Elle s’était levée en prononçant ces derniers mots et allait quitter la pièce quand Mr. Collins l’arrêta par ces mots :

— Lorsque j’aurai l’honneur de reprendre cette conversation avec vous, j’espère recevoir une réponse plus favorable ; non point que je vous accuse de cruauté et peut-être même, en faisant la part de la réserve habituelle à votre sexe, en avez-vous dit assez aujourd’hui pour m’encourager à poursuivre mon projet.

— En vérité, Mr. Collins, s’écria Elizabeth avec chaleur, vous me confondez ! Si vous considérez tout ce que je viens de vous dire comme un encouragement, je me demande en quels termes il me faut exprimer mon refus pour vous convaincre que c’en est un !

— Laissez-moi croire, ma chère cousine, que ce refus n’est qu’une simple formalité. Il ne me semble pas que je sois indigne de vous, ni que l’établissement que je vous offre ne soit pas pour vous des plus enviables. Ma situation, mes relations avec la famille de Bourgh, ma parenté avec votre famille, sont autant de conditions favorables à ma cause. En outre, vous devriez considérer qu’en dépit de tous vos attraits vous n’êtes nullement certaine de recevoir une autre demande en mariage. Votre dot est malheureusement si modeste qu’elle doit inévitablement contre-balancer l’effet de votre charme et de vos qualités. Force m’est donc de conclure que votre refus n’est pas sérieux, et je préfère l’attribuer au désir d’exciter ma tendresse en la tenant en suspens, suivant l’élégante coutume des femmes du monde.

— Soyez sûr, monsieur, que je n’ai aucune prétention à cette sorte d’élégance, qui consiste à faire souffrir un honnête homme. Je préférerais qu’on me fît le compliment de croire à ce que je dis. Je vous remercie mille fois de votre proposition, mais il m’est impossible de l’accepter ; mes sentiments me l’interdisent absolument.
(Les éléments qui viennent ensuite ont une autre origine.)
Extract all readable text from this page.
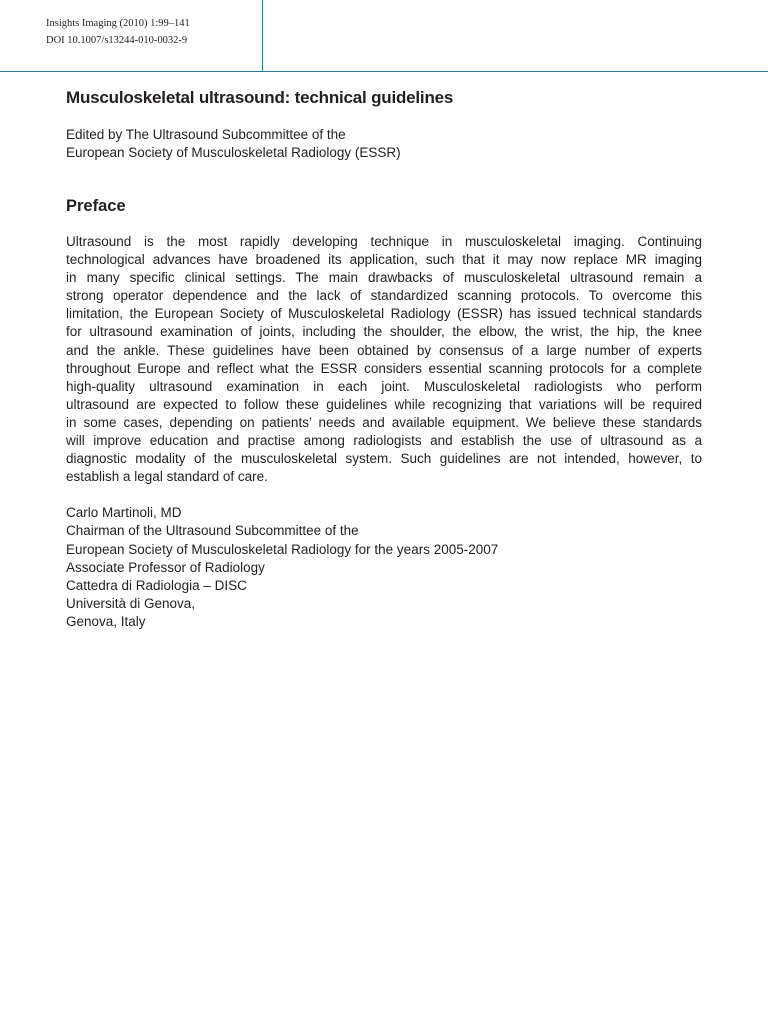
Insights Imaging (2010) 1:99–141
DOI 10.1007/s13244-010-0032-9
Musculoskeletal ultrasound: technical guidelines
Edited by The Ultrasound Subcommittee of the
European Society of Musculoskeletal Radiology (ESSR)
Preface
Ultrasound is the most rapidly developing technique in musculoskeletal imaging. Continuing
technological advances have broadened its application, such that it may now replace MR imaging
in many specific clinical settings. The main drawbacks of musculoskeletal ultrasound remain a
strong operator dependence and the lack of standardized scanning protocols. To overcome this
limitation, the European Society of Musculoskeletal Radiology (ESSR) has issued technical standards
for ultrasound examination of joints, including the shoulder, the elbow, the wrist, the hip, the knee
and the ankle. These guidelines have been obtained by consensus of a large number of experts
throughout Europe and reflect what the ESSR considers essential scanning protocols for a complete
high-quality ultrasound examination in each joint. Musculoskeletal radiologists who perform
ultrasound are expected to follow these guidelines while recognizing that variations will be required
in some cases, depending on patients’ needs and available equipment. We believe these standards
will improve education and practise among radiologists and establish the use of ultrasound as a
diagnostic modality of the musculoskeletal system. Such guidelines are not intended, however, to
establish a legal standard of care.
Carlo Martinoli, MD
Chairman of the Ultrasound Subcommittee of the
European Society of Musculoskeletal Radiology for the years 2005-2007
Associate Professor of Radiology
Cattedra di Radiologia – DISC
Università di Genova,
Genova, Italy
Puis-je parler avec plus de clarté ? Ne me prenez pas pour une coquette qui prendrait plaisir à vous tourmenter, mais pour une personne raisonnable qui parle en toute sincérité.

— Vous êtes vraiment délicieuse, quoi que vous fassiez ! s’écria-t-il avec une lourde galanterie, et je suis persuadé que ma demande, une fois sanctionnée par la volonté expresse de vos excellents parents, ne manquera pas de vous paraître acceptable.

Devant cette invincible persistance à vouloir s’abuser, Elizabeth abandonna la partie et se retira en silence.